Puis, le délibéré a été prorogé au 4 mars 2025.
ORDONNANCE
Rendue par mise à disposition au greffe
Contradictoire
en premier ressort
FAITS ET PROCEDURE
Par acte sous seing privé en date du 1er juillet 2011, la SARL Foncière Vega a donné à bail, à la SAS Confessions, aux droits de laquelle est venue la société Experimental Group, différents locaux situés au rez-de-chaussée et au sous-sol à droite de l’entrée de l’immeuble situé [Adresse 5] à [Localité 7], à usage de restaurant au rez-de-chaussée et bar au sous-sol, pour une durée de neuf années à compter du 1er juillet 2011.
La société Experimental Group était également titulaire d’un bail commercial portant sur les locaux situés au rez-de-chaussée et au premier étage à gauche de l’entrée de l’immeuble.
Par acte sous seing privé du 24 juillet 2019, la société Confessions SAS a cédé à la société SAS Gummo le fonds de commerce de restaurant exploité dans les locaux situés au rez-de-chaussée et au sous-sol à droite de l’entrée de l’immeuble, objets du bail du 1er juillet 2011.
Le 2 décembre 2019, la société Foncière Vega a consenti un nouveau bail à la société Gummo pour les locaux dans lesquels étaient exploités le fonds de commerce qu’elle avait acquis, pour une durée de neuf années à compter du 1er novembre 2019, moyennant un loyer annuel en principal de 105.000 euros.
Par acte distinct, M. [D] [V] s’est porté caution solidaire auprès du bailleur des engagements contractés par la société Gummo pour la durée du bail et pour un montant maximum de 120.000 euros
Par acte extrajudiciaire des 6 et 8 octobre 2020, la société Foncière Vega a fait délivrer à la société Gummo un commandement de payer visant la clause résolutoire, pour un montant de 72.398,88 euros.
Le 5 novembre 2020, la société Gummo a assigné la société Foncière Vega devant le tribunal judiciaire de Paris, en opposition au commandement de payer, en condamnation à des travaux portant sur l’installation d’extraction et en paiement de diverses sommes au titre notamment d’une perte d’exploitation.
Par acte extrajudiciaire du 2 mars 2021, la société Foncière Vega a fait assigner M. [D] [V], en qualité de caution, aux fins de paiement de l’arriéré locatif de la société Gummo (RG n° 21/03388). Les procédures ont été jointes par ordonnance du 18 mars 2021.
Suivant jugement du tribunal de commerce du 12 mai 2022, la société Gummo a été placée en redressement judiciaire.

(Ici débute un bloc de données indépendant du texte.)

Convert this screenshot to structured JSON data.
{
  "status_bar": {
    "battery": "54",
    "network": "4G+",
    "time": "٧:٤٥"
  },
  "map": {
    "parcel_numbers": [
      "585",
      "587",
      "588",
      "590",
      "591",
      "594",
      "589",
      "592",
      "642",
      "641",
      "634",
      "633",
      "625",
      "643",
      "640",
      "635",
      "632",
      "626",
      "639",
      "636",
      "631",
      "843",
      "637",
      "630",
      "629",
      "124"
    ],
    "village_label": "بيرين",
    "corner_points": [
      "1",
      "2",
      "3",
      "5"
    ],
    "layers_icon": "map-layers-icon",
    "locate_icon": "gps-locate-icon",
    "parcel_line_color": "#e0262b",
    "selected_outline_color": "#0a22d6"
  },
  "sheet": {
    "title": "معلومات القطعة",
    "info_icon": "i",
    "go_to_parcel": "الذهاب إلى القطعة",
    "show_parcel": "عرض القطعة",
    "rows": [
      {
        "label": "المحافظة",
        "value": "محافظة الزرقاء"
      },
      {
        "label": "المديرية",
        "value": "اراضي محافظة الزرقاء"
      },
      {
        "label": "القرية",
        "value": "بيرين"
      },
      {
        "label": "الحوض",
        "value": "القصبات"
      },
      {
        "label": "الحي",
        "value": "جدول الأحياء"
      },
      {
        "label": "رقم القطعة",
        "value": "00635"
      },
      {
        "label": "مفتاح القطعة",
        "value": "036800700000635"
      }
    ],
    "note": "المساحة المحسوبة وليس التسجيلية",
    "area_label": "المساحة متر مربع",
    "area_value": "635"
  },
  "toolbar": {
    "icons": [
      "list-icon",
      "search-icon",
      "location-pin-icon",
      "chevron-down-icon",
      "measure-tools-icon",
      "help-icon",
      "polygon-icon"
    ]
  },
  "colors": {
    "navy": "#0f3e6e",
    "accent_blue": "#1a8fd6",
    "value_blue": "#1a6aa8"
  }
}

Le 12 juillet 2022, la société Foncière Vega a fait assigner la SELARL P2G, prise en la personne de Me [S] [U], en sa qualité d’administrateur judiciaire de la société Gummo, en intervention forcée (RG n° 22/08862). Les procédures ont été jointes par ordonnance du 15 septembre 2022.
Le 19 octobre 2023, les locaux de la société Gummo ont subi un incendie au départ des cuisines du restaurant, la contraignant à suspendre son exploitation.
Par acte extrajudiciaire du 28 novembre 2023, la société Foncière Vega a fait assigner la société Gummo devant le juge des référés du tribunal judiciaire de Paris aux fins de résiliation du bail et désignation d’un expert pour déterminer son préjudice financier.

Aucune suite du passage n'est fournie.